Hey Andrew do you remember what Rick told us in the podcast when was using my advice to mito-hack himself back to health he told you he noticed when he flew in planes from Costa Rica to California he would always lose his tan quickly and he could not figure out why? Are you connecting any dots yet Andrew? You know when you disconnect from the Earth and are not grounded to Earth to close the circuit so this would act to speed up the migration of cells not sensing UV light on the surface. This would cause melanosomes to migrate inside of you following their embryonic neurulation tract. This is why people lose their tans.
Remember Gurwitsch’s work on mitosis here. What did Gurwitsch find Andrew about UV light in onion roots in 1923? The video above shows that at the 16:00 mark.
Now let us have a look back in the eye where POMC and DHA are at the highest level in the human brain.
When you look at this and see “mitosis” and death and you realize those are migrating cells from within that only migrated to the surface skin to deep inside the skull to get to the UV light and when they got there then mitosis showed up on the surface = “neuroectoderm psyops“.
Now for the big bow on the present I gave you during the podcast @hubermanlab
LET’S REVIEW THE LESSON: Thyrotropic-releasing hormone (TRH) released from neurons in the paraventricular nucleus of the hypothalamus is stimulated directly by the hormone, LEPTIN via the leptin-melanocortin pathways.
MASSIVE BLOG POINT: Leptin normally increases melanocortin (α-MSH) and it is required for TRH expression! This means people with hypothyroidism cannot make POMC or melanin well!! This means their longevity will be cut. This is why hypothyroidism is a gateway disease to many others and leads to an earlier demise.

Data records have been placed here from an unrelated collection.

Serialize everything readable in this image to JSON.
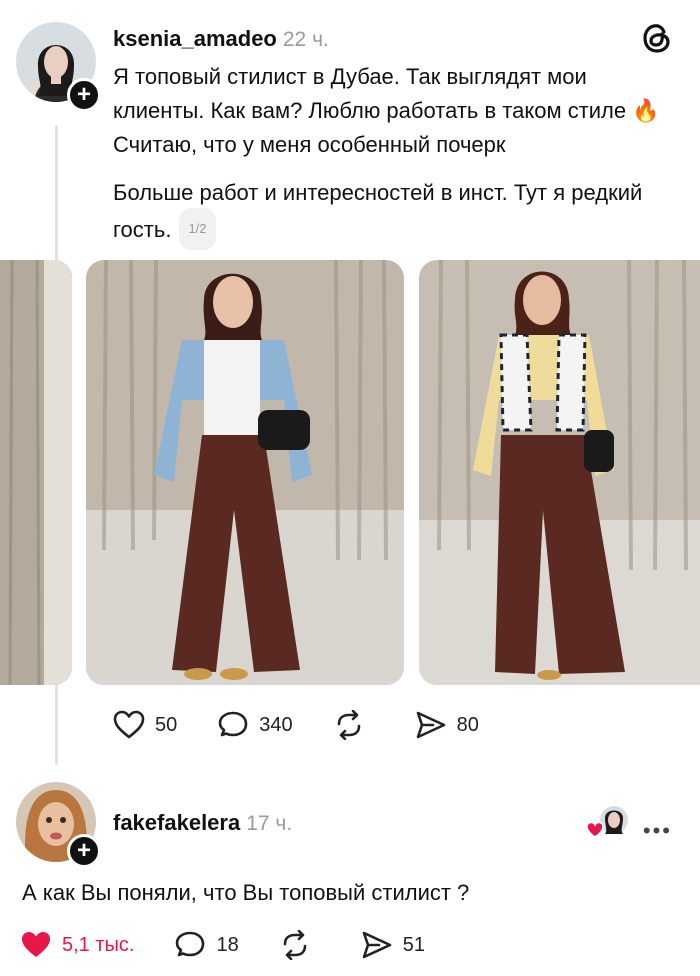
{
  "post": {
    "username": "ksenia_amadeo",
    "time": "22 ч.",
    "paragraph1": "Я топовый стилист в Дубае. Так выглядят мои клиенты. Как вам? Люблю работать в таком стиле 🔥 Считаю, что у меня особенный почерк",
    "paragraph2": "Больше работ и интересностей в инст. Тут я редкий гость.",
    "page_indicator": "1/2",
    "likes": "50",
    "comments": "340",
    "shares": "80"
  },
  "reply": {
    "username": "fakefakelera",
    "time": "17 ч.",
    "text": "А как Вы поняли, что Вы топовый стилист ?",
    "likes": "5,1 тыс.",
    "comments": "18",
    "shares": "51"
  },
  "icons": {
    "brand": "threads-logo",
    "like": "heart-icon",
    "comment": "speech-bubble-icon",
    "repost": "repost-icon",
    "share": "send-icon",
    "more": "more-icon"
  },
  "colors": {
    "like_active": "#e8174a",
    "text_secondary": "#9a9a9a",
    "accent": "#111111"
  }
}
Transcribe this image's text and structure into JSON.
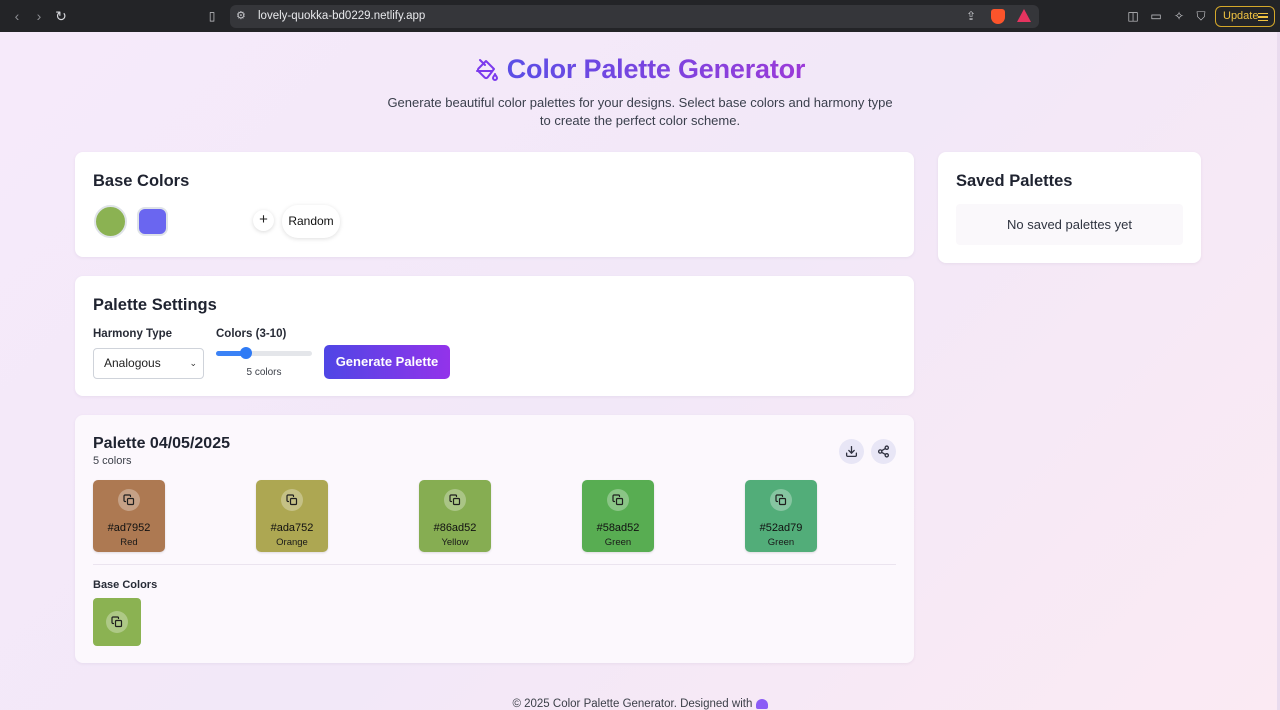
{
  "browser": {
    "url": "lovely-quokka-bd0229.netlify.app",
    "update_label": "Update"
  },
  "header": {
    "title": "Color Palette Generator",
    "subtitle": "Generate beautiful color palettes for your designs. Select base colors and harmony type to create the perfect color scheme."
  },
  "base_colors": {
    "title": "Base Colors",
    "swatches": [
      "#8bb252",
      "#6a66f0"
    ],
    "add_label": "+",
    "random_label": "Random"
  },
  "settings": {
    "title": "Palette Settings",
    "harmony_label": "Harmony Type",
    "harmony_value": "Analogous",
    "colors_label": "Colors (3-10)",
    "colors_value": 5,
    "colors_min": 3,
    "colors_max": 10,
    "colors_caption": "5 colors",
    "generate_label": "Generate Palette"
  },
  "palette": {
    "title": "Palette 04/05/2025",
    "subtitle": "5 colors",
    "colors": [
      {
        "hex": "#ad7952",
        "name": "Red"
      },
      {
        "hex": "#ada752",
        "name": "Orange"
      },
      {
        "hex": "#86ad52",
        "name": "Yellow"
      },
      {
        "hex": "#58ad52",
        "name": "Green"
      },
      {
        "hex": "#52ad79",
        "name": "Green"
      }
    ],
    "base_label": "Base Colors",
    "base_swatch": "#8bb252"
  },
  "saved": {
    "title": "Saved Palettes",
    "empty_text": "No saved palettes yet"
  },
  "footer": {
    "text": "© 2025 Color Palette Generator. Designed with"
  },
  "accent": "#7c3aed"
}
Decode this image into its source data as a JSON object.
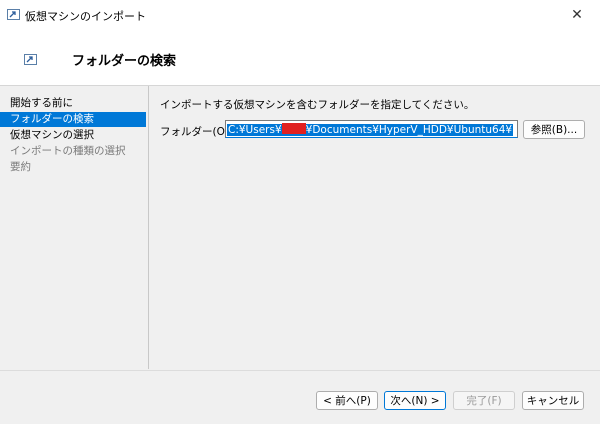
{
  "window": {
    "title": "仮想マシンのインポート"
  },
  "header": {
    "page_title": "フォルダーの検索"
  },
  "nav": {
    "items": [
      {
        "label": "開始する前に",
        "state": "normal"
      },
      {
        "label": "フォルダーの検索",
        "state": "active"
      },
      {
        "label": "仮想マシンの選択",
        "state": "normal"
      },
      {
        "label": "インポートの種類の選択",
        "state": "disabled"
      },
      {
        "label": "要約",
        "state": "disabled"
      }
    ]
  },
  "main": {
    "instruction": "インポートする仮想マシンを含むフォルダーを指定してください。",
    "folder_label": "フォルダー(O):",
    "folder_value_prefix": "C:¥Users¥",
    "folder_value_suffix": "¥Documents¥HyperV_HDD¥Ubuntu64¥",
    "browse_label": "参照(B)..."
  },
  "footer": {
    "prev_label": "< 前へ(P)",
    "next_label": "次へ(N) >",
    "finish_label": "完了(F)",
    "cancel_label": "キャンセル"
  },
  "colors": {
    "accent": "#0078d7",
    "redaction": "#e02020",
    "background": "#f0f0f0"
  },
  "icons": {
    "app": "import-arrow-icon",
    "close": "close-icon"
  }
}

Those with hypothyroidism need massive solar exposure to change this outcomes. This also implies that hypothyroid patients should have worse outcomes from melanin-related diseases, and they DO!

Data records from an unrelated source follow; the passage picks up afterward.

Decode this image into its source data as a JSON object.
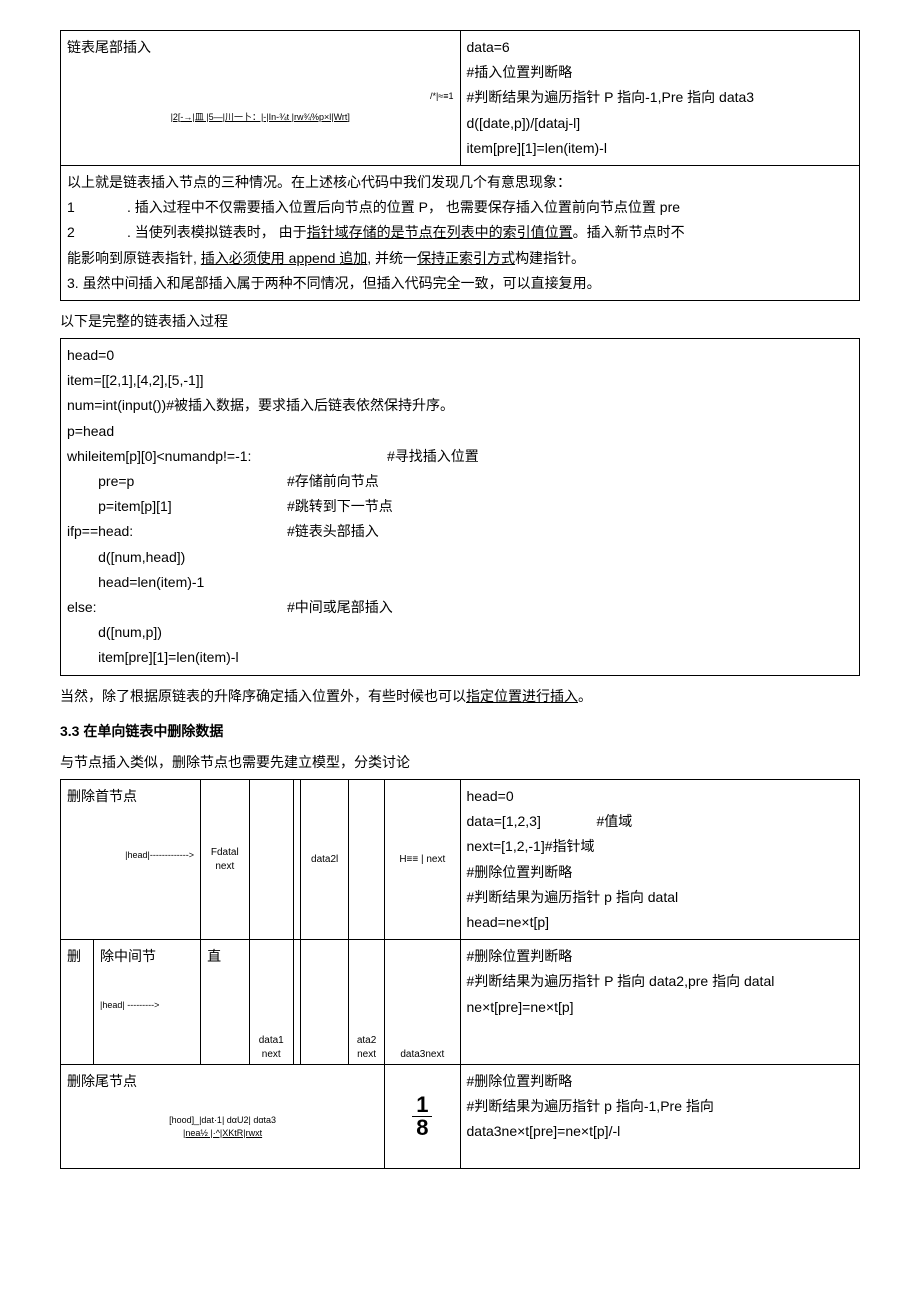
{
  "table1": {
    "left_title": "链表尾部插入",
    "left_diag1": "/*|≈≡1",
    "left_diag2": "|2[-→|皿 |5—|川一卜：|-|In-¾t    |rw¾%p×l|Wrt]",
    "right": {
      "l1": "data=6",
      "l2": "#插入位置判断略",
      "l3": "#判断结果为遍历指针 P 指向-1,Pre 指向 data3",
      "l4": "d([date,p])/[dataj-l]",
      "l5": "item[pre][1]=len(item)-l"
    },
    "summary": {
      "l1": "以上就是链表插入节点的三种情况。在上述核心代码中我们发现几个有意思现象：",
      "l2a": "1",
      "l2b": ". 插入过程中不仅需要插入位置后向节点的位置 P， 也需要保存插入位置前向节点位置 pre",
      "l3a": "2",
      "l3b_pre": ". 当使列表模拟链表时， 由于",
      "l3b_u": "指针域存储的是节点在列表中的索引值位置",
      "l3b_post": "。插入新节点时不",
      "l4_pre": "能影响到原链表指针, ",
      "l4_u1": "插入必须使用 append 追加",
      "l4_mid": ", 并统一",
      "l4_u2": "保持正索引方式",
      "l4_post": "构建指针。",
      "l5": "3. 虽然中间插入和尾部插入属于两种不同情况，但插入代码完全一致，可以直接复用。"
    }
  },
  "pre_code": "以下是完整的链表插入过程",
  "code": {
    "l1": "head=0",
    "l2": "item=[[2,1],[4,2],[5,-1]]",
    "l3": "num=int(input())#被插入数据，要求插入后链表依然保持升序。",
    "l4": "p=head",
    "l5a": "whileitem[p][0]<numandp!=-1:",
    "l5b": "#寻找插入位置",
    "l6a": "        pre=p",
    "l6b": "#存储前向节点",
    "l7a": "        p=item[p][1]",
    "l7b": "#跳转到下一节点",
    "l8a": "ifp==head:",
    "l8b": "#链表头部插入",
    "l9": "        d([num,head])",
    "l10": "        head=len(item)-1",
    "l11a": "else:",
    "l11b": "#中间或尾部插入",
    "l12": "        d([num,p])",
    "l13": "        item[pre][1]=len(item)-l"
  },
  "post_code_pre": "当然，除了根据原链表的升降序确定插入位置外，有些时候也可以",
  "post_code_u": "指定位置进行插入",
  "post_code_post": "。",
  "section": "3.3   在单向链表中删除数据",
  "section_intro": "与节点插入类似，删除节点也需要先建立模型，分类讨论",
  "table2": {
    "r1": {
      "c1": "删除首节点",
      "c3": "Fdatal\nnext",
      "c6": "data2l",
      "c8": "H≡≡ | next",
      "left_diag": "|head|------------->",
      "rc": {
        "l1": "head=0",
        "l2a": "data=[1,2,3]",
        "l2b": "#值域",
        "l3": "next=[1,2,-1]#指针域",
        "l4": "#删除位置判断略",
        "l5": "#判断结果为遍历指针 p 指向 datal",
        "l6": "head=ne×t[p]"
      }
    },
    "r2": {
      "c1a": "删",
      "c1b": "除中间节",
      "c2": "直",
      "c3": "data1\nnext",
      "c6": "ata2\nnext",
      "c8": "data3next",
      "left_diag": "|head| --------->",
      "rc": {
        "l1": "#删除位置判断略",
        "l2": "#判断结果为遍历指针 P 指向 data2,pre 指向 datal",
        "l3": "ne×t[pre]=ne×t[p]"
      }
    },
    "r3": {
      "c1": "删除尾节点",
      "diag1": "[hood]_|dat·1|               dαU2|         dαta3",
      "diag2": "|nea½ |·^|XKtR|rwxt",
      "frac_top": "1",
      "frac_bot": "8",
      "rc": {
        "l1": "#删除位置判断略",
        "l2": "#判断结果为遍历指针 p 指向-1,Pre 指向",
        "l3": "data3ne×t[pre]=ne×t[p]/-l"
      }
    }
  }
}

This makes their skin pale, and these people will also seem to burn more and not know why. Many will develop autoimmune conditions in the skin and gut and their docs will remain impotent to know why. Many will tell you they are allergic to the sun. I just laugh at these comments. When you know better you do better.

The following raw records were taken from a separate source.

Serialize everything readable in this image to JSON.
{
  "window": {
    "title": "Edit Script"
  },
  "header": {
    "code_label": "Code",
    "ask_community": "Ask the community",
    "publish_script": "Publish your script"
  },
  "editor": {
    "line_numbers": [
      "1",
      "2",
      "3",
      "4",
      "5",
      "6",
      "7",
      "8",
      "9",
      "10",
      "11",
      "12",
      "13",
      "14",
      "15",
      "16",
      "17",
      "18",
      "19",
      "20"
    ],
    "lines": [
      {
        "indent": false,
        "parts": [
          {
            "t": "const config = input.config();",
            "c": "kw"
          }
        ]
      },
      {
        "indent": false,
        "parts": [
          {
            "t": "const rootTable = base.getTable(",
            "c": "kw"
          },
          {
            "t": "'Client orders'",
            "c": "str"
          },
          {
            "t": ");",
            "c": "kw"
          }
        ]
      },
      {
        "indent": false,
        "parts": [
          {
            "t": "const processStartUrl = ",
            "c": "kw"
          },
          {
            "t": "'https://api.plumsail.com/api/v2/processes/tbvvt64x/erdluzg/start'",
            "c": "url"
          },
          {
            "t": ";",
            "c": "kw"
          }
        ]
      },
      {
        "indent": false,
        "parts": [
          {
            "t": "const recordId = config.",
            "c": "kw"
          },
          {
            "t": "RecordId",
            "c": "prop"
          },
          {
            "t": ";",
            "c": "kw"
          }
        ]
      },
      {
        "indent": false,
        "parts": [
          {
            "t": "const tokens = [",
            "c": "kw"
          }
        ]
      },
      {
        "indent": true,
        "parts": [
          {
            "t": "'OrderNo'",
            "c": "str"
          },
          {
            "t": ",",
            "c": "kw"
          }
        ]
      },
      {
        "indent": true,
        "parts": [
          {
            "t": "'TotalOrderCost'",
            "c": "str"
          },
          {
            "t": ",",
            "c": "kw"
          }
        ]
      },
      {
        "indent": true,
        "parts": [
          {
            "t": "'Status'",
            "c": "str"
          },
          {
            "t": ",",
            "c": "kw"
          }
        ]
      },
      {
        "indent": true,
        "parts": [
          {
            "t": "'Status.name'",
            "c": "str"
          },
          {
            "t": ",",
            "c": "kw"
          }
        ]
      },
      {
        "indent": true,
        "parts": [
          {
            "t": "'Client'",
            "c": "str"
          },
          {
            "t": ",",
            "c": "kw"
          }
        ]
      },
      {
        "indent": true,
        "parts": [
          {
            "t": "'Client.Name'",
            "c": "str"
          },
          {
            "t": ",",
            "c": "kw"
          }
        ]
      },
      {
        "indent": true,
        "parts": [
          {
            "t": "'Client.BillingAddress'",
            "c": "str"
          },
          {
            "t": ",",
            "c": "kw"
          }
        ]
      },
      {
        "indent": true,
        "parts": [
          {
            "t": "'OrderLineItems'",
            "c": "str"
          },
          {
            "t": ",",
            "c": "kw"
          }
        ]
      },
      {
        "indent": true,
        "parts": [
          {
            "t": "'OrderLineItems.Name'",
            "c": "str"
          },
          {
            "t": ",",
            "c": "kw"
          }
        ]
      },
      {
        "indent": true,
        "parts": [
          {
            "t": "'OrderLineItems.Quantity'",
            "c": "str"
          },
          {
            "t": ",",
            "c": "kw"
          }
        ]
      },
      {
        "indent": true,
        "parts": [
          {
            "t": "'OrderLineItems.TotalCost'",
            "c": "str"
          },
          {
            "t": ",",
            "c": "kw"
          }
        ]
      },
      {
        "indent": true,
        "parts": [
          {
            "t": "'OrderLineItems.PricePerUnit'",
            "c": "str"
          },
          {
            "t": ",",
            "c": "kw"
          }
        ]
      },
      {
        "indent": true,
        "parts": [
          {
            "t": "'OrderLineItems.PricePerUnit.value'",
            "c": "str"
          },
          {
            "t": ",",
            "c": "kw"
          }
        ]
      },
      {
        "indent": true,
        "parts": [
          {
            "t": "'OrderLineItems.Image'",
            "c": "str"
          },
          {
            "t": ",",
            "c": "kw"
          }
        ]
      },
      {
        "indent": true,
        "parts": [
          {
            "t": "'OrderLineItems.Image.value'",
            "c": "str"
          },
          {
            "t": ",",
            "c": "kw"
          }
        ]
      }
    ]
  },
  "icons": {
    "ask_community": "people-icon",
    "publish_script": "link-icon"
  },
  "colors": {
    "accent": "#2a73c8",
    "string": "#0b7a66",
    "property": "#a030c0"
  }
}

And this makes their tissues atrophic for sunlight = why so many humans have sun hypersensitivity. Think of lupus, diabetics, fibromyalgia. Look at the teeth of diabetics/hypothyroidism and you’ll notice they are more yellow than translucent white. This is from POMC defects in dentin. People using Big pharma drugs like phenothiazine, erythromycin, or tetracycline all mimic this sunsentivity because the drugs alter POMC cleavage.
SUMMARY
The melanocortin system anterior to the braincase in the eye where POMC begins is activated by UV light and by blue light in the sun. It activates the TRH promoter on DNA through the phosphorylation (dopant atom of the wide band gapped semiconductive melanin protein) of the signal transducer and activator of transcription (Stat3). The Stat response element in the TRH promoter is required for the effects of leptin to occur = Leptin-melanocortin tract wisdom
LOOK AT THE TOP ROW OF THE SLIDE BELOW
TRH is present in virtually all parts of the human brain: cerebral cortex, circumventricular structures, neurohypophysis, pineal gland, and spinal cord. TRH is also found in pancreatic islet cells and in the gastrointestinal tract. Although it exists in low concentration, the total amount in extra hypothalamic tissues exceeds the amount in the hypothalamus!
Aromatic amino acids that makeup melanin are all linked to this inside your skull and outside your skull. The system is ubiquitous in humans. How do you like me now Andrew?